Similmente Gian Ruggero Manzoni, nel commentare le opere di Giuseppe Bedeschi, ne ha evidenziato “la capacità d’intendere il mondo come giardino dell’estasi, in cui le atmosfere si ovattano e nelle rifrazioni si scorporano” così da far supporre “- a livello artistico - la volontà di gettarsi nel nulla e di rischiare per rafforzare un senso o un’idea (divenuta negli ultimi anni esile) rievocando un’arte per l’arte”.

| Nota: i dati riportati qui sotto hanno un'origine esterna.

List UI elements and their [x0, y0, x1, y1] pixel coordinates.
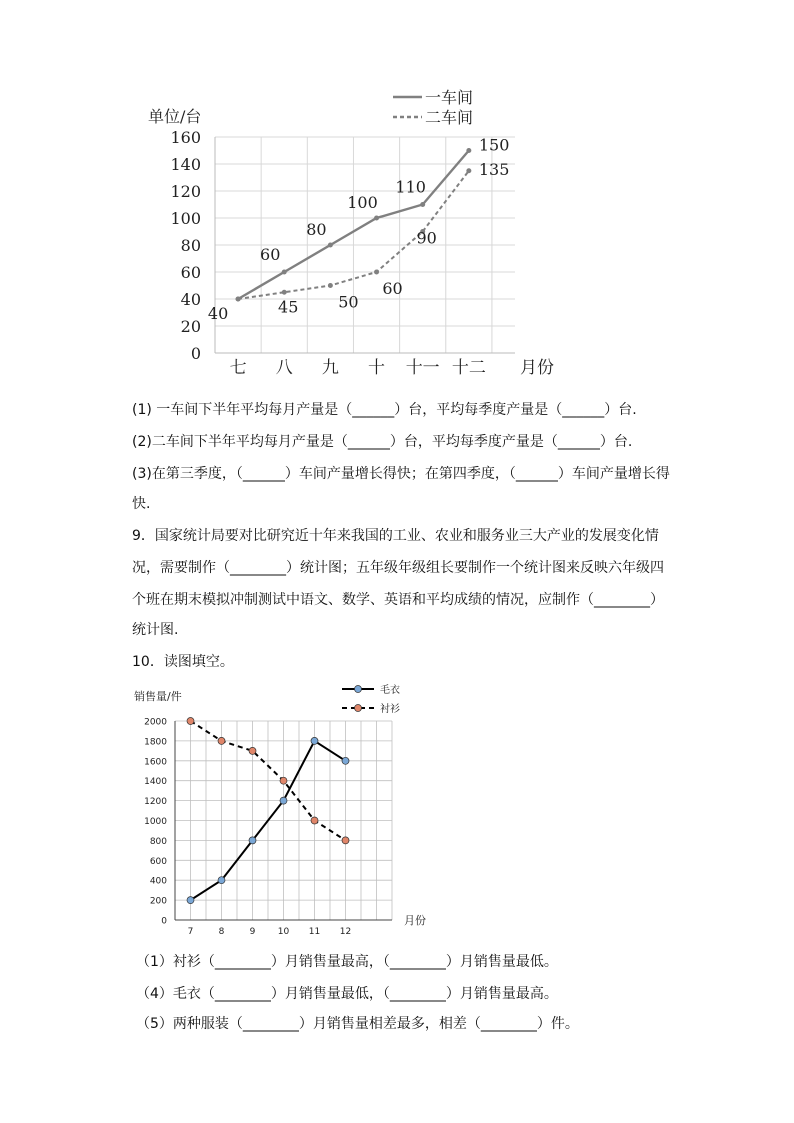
chart2-point: [218, 737, 225, 744]
chart2-ytick: 0: [161, 916, 167, 927]
chart2-point: [280, 797, 287, 804]
chart1-data-label: 50: [338, 292, 359, 312]
chart2-xlabel: 月份: [404, 914, 426, 927]
chart1-point: [236, 297, 241, 302]
chart2-xtick: 10: [277, 927, 290, 937]
chart1-data-label: 60: [382, 279, 403, 298]
chart1-legend: [393, 88, 473, 127]
q1-line: (1) 一车间下半年平均每月产量是（______）台，平均每季度产量是（______）台.: [132, 402, 637, 418]
chart1-xtick: 十: [368, 358, 386, 378]
chart1-xtick: 九: [321, 358, 339, 378]
chart2-point: [311, 817, 318, 824]
chart2-ytick: 1400: [144, 777, 167, 788]
chart2-point: [342, 757, 349, 764]
chart1-point: [328, 243, 333, 248]
p10-q5: （5）两种服装（________）月销售量相差最多，相差（________）件。: [136, 1016, 579, 1032]
chart1-xlabel: 月份: [520, 358, 554, 378]
chart1-xtick: 十二: [451, 358, 486, 378]
chart1-data-label: 90: [416, 228, 437, 248]
workshop-production-chart: [140, 80, 560, 380]
chart2-ytick: 600: [149, 856, 167, 867]
chart2-legend-marker: [355, 686, 362, 693]
chart2-legend-label: 毛衣: [380, 685, 400, 696]
chart1-data-label: 45: [278, 297, 299, 317]
chart1-ytick: 20: [180, 317, 201, 336]
chart1-point: [374, 270, 379, 275]
chart2-point: [249, 747, 256, 754]
chart2-point: [187, 718, 194, 725]
chart1-data-label: 60: [260, 245, 281, 264]
chart1-data-label: 110: [395, 177, 426, 197]
chart1-point: [466, 148, 471, 153]
chart2-xtick: 11: [308, 927, 321, 937]
chart1-legend-label: 二车间: [425, 108, 474, 127]
chart1-point: [282, 290, 287, 295]
chart2-point: [249, 837, 256, 844]
chart1-xtick: 七: [229, 358, 247, 378]
problem9-line2: 况，需要制作（________）统计图；五年级年级组长要制作一个统计图来反映六年级四: [132, 560, 664, 576]
p10-q1: （1）衬衫（________）月销售量最高，（________）月销售量最低。: [136, 954, 558, 970]
chart1-legend-label: 一车间: [425, 88, 474, 107]
chart2-ytick: 200: [149, 896, 167, 907]
chart1-ytick: 40: [180, 290, 201, 309]
chart1-ytick: 60: [180, 263, 201, 282]
chart1-ytick: 80: [180, 236, 201, 255]
chart2-xtick: 8: [218, 927, 225, 937]
chart2-xtick: 7: [187, 927, 194, 937]
chart2-point: [342, 837, 349, 844]
q3-line-b: 快.: [132, 496, 151, 512]
chart2-point: [311, 737, 318, 744]
chart1-data-label: 80: [306, 220, 327, 239]
chart1-point: [328, 283, 333, 288]
chart2-ytick: 1200: [144, 797, 167, 808]
problem10-title: 10．读图填空。: [132, 654, 234, 670]
problem9-line3: 个班在期末模拟冲制测试中语文、数学、英语和平均成绩的情况，应制作（________）: [132, 592, 664, 608]
chart1-point: [466, 168, 471, 173]
clothing-sales-chart: [130, 680, 440, 937]
chart1-ytick: 120: [170, 182, 201, 201]
problem9-line1: 9．国家统计局要对比研究近十年来我国的工业、农业和服务业三大产业的发展变化情: [132, 528, 659, 544]
chart2-ytick: 1800: [144, 737, 167, 748]
chart2-legend: [342, 683, 400, 715]
chart2-legend-label: 衬衫: [380, 704, 400, 715]
chart1-ytick: 100: [170, 209, 201, 228]
chart2-ytick: 1600: [144, 757, 167, 768]
chart1-data-label: 150: [478, 135, 510, 155]
chart2-ytick: 400: [149, 876, 167, 887]
chart2-xtick: 9: [249, 927, 256, 937]
chart1-xtick: 十一: [405, 358, 440, 378]
chart2-point: [280, 777, 287, 784]
chart1-ytick: 160: [170, 128, 201, 147]
chart1-data-label: 40: [207, 304, 229, 323]
chart2-legend-marker: [355, 705, 362, 712]
chart2-point: [187, 897, 194, 904]
chart1-xtick: 八: [275, 358, 293, 378]
chart1-point: [420, 202, 425, 207]
chart2-ytick: 1000: [144, 817, 167, 827]
chart2-point: [218, 877, 225, 884]
chart1-data-label: 135: [478, 159, 510, 179]
chart1-data-label: 100: [347, 193, 378, 212]
q3-line-a: (3)在第三季度，（______）车间产量增长得快；在第四季度，（______）车间产量增长得: [132, 466, 670, 482]
chart1-ytick: 0: [190, 344, 201, 363]
chart1-ytick: 140: [170, 155, 201, 174]
q2-line: (2)二车间下半年平均每月产量是（______）台，平均每季度产量是（______）台.: [132, 434, 633, 450]
p10-q4: （4）毛衣（________）月销售量最低，（________）月销售量最高。: [136, 986, 558, 1002]
chart1-ylabel: 单位/台: [148, 107, 202, 126]
chart1-point: [282, 270, 287, 275]
problem9-line4: 统计图.: [132, 622, 179, 638]
chart1-point: [374, 216, 379, 221]
chart2-ylabel: 销售量/件: [134, 690, 182, 703]
chart2-ytick: 2000: [144, 717, 167, 728]
chart2-xtick: 12: [339, 927, 352, 937]
chart2-ytick: 800: [149, 836, 167, 847]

Il lughese Giuseppe Bedeschi è pittore per vocazione e, nella vita, imprenditore edile. Il “nostro” ha iniziato a dipingere nel 1978, durante il servizio militare. Dopo aver abbracciato, negli anni 80, la mail-art, l’arte postale ormai dimenticata, affiancandola all’interesse verso la poesia visiva, si è dedicato attivamente alla pittura, partecipando a mostre o iniziative in Italia e all’estero.
I dipinti esposti a Voltana appartengono al ciclo “Costellazioni della memoria (o del garbato istinto)”.
A quanti chiedevano un commento per i titoli attribuiti alle opere - curiosamente sempre in latino - Giuseppe Bedeschi ha detto “La natura mi ha sempre affascinato. Le costellazioni sono nate anni fa da questo presupposto. Faccio le cose che mi piace fare. Il momento per le Costellazioni non è ancora tramontato.”
Dunque, per i lavori esposti, lo spunto, con rigore volutamente scientifico, può sorgere da un’immagine. Poi nella mente dell’artista ha luogo una felice rielaborazione che, con gioco di parole, possiamo definire “cosmica”; infine la maestria, acquisita in un terzo di secolo di conoscenze ed esperienze, riesce a dare un corpo a quella che era una visione, un’intuizione, un’emozione.
Se a Giuseppe Bedeschi piace fare il pittore, ai voltanesi è piaciuta la sua pittura.